Friday, January 16, 2009
A Slight Deviation - Alan Furst and Atmosphere
I know this blog is supposed to be about China and history but I feel compelled to plug Alan Furst. I know he’s been around for a while but I just discovered him browsing last year in a Sydney bookshop where I came across his latest book The Spies of Warsaw. I promptly devoured it on the flight home and immediately sought out everything else Furst has written.
The inter-war period is my period so Furst fits perfectly as his milieu is the eve and early years of the Second World War – spies, refugees, lost souls in occupied Paris, across mittel and Eastern Europe and quite often on passenger ships. White Russian émigré journalists, foreign correspondents living double lives and a host of amazingly seductive women characters - Furst has them all.
But what is most wonderful about Furst for the historian, who isn't hopelessly academic but rather likes the romance of the period, is that he is all about atmosphere – he captures all the style and small details of late thirties (Furst’s is certainly Auden’s 1930s – ‘the low dishonest decade’) and early 40s. Well worth reading all his books – not one is a dud.

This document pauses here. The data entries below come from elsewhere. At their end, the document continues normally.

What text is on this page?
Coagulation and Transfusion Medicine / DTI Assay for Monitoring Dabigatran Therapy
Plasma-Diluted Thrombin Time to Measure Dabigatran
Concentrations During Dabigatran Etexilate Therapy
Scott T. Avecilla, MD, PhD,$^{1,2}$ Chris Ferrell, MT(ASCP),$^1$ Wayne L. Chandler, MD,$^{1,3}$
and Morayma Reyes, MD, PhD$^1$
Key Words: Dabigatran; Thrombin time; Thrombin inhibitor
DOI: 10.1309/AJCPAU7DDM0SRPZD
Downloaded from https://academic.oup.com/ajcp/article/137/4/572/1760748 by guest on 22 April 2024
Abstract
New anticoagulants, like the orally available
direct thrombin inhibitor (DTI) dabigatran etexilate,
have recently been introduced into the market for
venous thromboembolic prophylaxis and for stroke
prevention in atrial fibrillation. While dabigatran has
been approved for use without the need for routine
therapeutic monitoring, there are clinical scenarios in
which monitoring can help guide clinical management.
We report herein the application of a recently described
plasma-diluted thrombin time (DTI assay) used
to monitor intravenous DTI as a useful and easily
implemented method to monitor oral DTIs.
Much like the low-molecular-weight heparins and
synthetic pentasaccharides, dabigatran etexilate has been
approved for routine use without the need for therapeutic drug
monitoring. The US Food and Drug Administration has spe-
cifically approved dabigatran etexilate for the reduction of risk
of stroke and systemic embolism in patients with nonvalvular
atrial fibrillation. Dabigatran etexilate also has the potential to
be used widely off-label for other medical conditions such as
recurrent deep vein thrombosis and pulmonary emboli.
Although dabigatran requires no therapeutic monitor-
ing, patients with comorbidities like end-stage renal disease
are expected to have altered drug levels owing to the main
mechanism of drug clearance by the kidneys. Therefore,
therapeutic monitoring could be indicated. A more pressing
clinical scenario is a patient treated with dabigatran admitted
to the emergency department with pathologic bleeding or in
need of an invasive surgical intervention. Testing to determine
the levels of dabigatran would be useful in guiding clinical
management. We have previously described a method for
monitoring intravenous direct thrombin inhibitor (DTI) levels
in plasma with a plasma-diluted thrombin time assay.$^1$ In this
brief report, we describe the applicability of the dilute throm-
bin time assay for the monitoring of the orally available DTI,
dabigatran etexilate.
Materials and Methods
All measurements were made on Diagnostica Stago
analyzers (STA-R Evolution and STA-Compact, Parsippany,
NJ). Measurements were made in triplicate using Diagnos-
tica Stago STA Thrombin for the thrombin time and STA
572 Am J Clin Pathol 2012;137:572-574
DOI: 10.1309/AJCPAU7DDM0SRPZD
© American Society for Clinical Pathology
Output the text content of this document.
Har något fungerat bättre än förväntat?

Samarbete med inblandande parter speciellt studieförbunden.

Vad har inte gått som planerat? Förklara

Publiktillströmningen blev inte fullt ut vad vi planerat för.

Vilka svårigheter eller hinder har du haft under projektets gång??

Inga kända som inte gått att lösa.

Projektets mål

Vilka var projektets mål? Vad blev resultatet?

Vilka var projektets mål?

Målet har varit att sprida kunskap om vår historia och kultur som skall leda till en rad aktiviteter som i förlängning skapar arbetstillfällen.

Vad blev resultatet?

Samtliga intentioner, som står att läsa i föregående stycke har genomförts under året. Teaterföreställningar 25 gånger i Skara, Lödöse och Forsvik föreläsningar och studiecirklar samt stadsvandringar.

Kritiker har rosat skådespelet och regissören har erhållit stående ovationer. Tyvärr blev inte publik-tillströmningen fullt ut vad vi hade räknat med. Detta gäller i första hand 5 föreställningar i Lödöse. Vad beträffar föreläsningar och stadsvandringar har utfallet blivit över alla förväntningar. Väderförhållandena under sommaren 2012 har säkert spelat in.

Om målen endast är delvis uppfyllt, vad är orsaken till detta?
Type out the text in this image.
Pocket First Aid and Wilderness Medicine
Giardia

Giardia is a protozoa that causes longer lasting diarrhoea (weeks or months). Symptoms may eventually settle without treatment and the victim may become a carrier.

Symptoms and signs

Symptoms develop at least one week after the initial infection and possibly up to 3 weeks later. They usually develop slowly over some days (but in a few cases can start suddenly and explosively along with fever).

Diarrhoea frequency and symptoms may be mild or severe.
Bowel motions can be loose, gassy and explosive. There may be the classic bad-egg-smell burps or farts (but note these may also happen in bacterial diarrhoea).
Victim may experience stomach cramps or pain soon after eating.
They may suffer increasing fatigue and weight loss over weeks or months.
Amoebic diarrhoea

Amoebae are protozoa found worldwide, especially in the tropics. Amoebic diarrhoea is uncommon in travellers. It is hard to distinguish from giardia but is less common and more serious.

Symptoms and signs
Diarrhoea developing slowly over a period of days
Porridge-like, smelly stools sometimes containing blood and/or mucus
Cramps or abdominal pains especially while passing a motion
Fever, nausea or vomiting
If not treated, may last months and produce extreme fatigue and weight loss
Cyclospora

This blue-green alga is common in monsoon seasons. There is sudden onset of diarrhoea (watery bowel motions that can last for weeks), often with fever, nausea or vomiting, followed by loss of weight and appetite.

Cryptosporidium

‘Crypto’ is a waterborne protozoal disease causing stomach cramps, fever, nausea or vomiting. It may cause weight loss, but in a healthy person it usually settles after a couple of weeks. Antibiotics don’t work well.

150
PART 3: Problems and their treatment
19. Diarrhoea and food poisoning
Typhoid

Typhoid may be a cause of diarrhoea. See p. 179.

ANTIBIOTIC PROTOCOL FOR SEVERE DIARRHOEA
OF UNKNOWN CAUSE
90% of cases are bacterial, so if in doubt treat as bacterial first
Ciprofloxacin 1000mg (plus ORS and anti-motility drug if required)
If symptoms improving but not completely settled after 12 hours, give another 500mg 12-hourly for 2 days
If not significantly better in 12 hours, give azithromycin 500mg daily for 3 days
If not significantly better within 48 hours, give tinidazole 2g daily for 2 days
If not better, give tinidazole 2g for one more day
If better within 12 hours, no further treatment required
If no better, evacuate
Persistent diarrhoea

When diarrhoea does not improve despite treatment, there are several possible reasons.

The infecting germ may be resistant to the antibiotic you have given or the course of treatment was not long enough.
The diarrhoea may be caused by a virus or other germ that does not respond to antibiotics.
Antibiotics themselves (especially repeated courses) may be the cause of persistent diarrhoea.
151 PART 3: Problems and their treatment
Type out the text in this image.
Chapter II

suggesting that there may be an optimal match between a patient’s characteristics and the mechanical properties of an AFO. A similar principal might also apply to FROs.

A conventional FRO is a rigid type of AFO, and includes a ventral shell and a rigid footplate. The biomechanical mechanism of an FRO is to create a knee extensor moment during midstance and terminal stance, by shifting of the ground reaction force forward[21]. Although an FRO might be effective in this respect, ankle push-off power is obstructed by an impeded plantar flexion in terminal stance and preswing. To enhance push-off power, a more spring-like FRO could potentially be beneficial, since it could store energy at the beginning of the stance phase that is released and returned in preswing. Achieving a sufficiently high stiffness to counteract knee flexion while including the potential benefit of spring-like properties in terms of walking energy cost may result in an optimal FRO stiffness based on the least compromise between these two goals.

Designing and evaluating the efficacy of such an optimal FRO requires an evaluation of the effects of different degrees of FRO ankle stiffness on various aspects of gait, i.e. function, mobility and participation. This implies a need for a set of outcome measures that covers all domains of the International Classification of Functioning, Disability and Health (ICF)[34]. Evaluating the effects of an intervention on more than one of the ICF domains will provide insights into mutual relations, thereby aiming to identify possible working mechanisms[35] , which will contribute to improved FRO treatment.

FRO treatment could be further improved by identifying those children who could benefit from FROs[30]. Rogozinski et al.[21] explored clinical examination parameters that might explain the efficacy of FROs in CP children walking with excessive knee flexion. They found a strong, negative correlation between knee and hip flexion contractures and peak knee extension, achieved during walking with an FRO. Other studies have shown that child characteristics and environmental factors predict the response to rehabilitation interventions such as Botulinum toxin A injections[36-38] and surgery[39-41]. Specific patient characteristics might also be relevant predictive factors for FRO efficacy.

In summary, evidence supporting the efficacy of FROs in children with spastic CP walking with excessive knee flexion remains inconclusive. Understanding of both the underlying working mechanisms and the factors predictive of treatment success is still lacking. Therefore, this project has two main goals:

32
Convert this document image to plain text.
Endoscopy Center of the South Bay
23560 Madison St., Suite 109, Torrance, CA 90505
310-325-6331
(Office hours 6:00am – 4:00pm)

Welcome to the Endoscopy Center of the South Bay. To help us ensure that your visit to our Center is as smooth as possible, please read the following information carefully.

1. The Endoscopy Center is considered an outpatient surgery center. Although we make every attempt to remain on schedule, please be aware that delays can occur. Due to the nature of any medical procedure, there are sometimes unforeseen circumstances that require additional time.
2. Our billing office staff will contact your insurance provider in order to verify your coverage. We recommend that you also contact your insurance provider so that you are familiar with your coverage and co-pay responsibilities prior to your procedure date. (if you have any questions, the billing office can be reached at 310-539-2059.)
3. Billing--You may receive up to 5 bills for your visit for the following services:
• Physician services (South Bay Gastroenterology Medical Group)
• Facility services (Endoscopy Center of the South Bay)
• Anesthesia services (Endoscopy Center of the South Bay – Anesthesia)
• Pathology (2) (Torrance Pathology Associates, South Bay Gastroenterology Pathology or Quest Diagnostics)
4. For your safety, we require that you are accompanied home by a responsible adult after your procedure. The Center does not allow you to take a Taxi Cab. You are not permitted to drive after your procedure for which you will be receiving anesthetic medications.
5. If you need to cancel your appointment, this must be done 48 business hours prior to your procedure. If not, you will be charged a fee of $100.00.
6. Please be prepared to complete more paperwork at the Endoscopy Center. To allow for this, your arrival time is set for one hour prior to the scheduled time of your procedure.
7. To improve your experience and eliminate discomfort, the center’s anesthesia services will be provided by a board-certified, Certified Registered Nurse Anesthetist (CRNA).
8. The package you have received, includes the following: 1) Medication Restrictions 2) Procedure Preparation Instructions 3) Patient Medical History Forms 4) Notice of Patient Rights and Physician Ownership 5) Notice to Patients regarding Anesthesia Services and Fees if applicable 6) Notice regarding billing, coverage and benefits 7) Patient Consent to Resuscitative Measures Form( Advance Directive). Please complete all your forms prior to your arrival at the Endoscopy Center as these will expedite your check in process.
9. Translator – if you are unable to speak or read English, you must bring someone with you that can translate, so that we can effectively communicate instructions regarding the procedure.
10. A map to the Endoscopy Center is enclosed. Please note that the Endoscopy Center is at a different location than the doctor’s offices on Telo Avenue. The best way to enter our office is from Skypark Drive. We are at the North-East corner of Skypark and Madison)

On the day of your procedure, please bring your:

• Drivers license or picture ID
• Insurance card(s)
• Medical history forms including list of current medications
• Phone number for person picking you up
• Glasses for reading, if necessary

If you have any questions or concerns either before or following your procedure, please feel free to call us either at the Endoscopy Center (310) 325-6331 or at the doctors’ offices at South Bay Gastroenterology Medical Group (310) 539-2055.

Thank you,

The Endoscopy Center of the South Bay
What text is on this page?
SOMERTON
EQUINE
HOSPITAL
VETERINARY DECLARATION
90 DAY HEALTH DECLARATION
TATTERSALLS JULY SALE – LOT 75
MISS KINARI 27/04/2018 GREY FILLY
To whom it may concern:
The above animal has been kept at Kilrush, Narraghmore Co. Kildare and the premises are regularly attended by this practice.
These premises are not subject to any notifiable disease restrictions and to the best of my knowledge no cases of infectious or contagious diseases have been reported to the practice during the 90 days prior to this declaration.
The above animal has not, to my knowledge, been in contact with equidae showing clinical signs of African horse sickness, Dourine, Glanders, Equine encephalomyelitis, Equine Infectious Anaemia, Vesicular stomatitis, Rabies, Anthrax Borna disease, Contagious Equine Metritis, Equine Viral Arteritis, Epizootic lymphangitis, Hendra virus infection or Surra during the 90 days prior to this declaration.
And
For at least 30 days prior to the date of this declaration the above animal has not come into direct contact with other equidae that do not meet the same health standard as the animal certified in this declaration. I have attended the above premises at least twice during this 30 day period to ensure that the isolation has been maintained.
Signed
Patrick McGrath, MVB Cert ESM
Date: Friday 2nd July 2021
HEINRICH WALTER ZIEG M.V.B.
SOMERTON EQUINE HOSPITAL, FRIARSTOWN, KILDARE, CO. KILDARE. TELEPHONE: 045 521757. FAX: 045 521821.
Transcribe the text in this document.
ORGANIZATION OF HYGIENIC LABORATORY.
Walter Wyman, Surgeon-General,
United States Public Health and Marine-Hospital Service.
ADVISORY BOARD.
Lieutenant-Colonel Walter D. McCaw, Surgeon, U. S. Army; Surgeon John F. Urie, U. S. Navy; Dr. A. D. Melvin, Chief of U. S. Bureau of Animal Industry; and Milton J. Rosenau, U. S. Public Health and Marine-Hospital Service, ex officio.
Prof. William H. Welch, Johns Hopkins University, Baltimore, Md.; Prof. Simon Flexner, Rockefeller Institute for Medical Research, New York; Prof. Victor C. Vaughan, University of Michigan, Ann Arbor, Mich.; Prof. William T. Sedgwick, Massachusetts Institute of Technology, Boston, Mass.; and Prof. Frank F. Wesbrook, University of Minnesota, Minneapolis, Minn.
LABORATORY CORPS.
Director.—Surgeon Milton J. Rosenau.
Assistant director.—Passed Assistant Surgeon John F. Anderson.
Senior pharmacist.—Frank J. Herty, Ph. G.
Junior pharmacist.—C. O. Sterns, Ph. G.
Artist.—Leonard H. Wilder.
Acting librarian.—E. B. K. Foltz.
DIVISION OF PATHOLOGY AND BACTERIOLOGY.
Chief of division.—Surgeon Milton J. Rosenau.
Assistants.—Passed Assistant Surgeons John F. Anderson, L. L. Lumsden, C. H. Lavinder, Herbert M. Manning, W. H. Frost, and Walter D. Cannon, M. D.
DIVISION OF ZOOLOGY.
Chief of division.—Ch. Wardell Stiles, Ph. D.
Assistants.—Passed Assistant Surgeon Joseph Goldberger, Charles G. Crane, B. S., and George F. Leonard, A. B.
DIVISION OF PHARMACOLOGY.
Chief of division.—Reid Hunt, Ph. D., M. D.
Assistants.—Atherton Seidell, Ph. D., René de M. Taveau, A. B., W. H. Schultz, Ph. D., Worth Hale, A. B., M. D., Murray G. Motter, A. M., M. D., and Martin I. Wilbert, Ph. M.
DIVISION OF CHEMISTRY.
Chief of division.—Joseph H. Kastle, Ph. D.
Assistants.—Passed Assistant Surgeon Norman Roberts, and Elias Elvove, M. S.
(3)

I also think Furst has great covers with pictures often as atmospheric as the writing. The cover of The Spies of Warsaw (above, top) is especially captivating summing up all the romance, style and, for some reason, desperation of 1939 Europe. That you can't ever see the face of the women in the embrace is infuriating.Ultimately we, unlike Furst’s characters, know that their world is about to explode into flames and it is that pre-knowledge that makes his books so melancholy, or rather leave the reader with a sense of melancholy.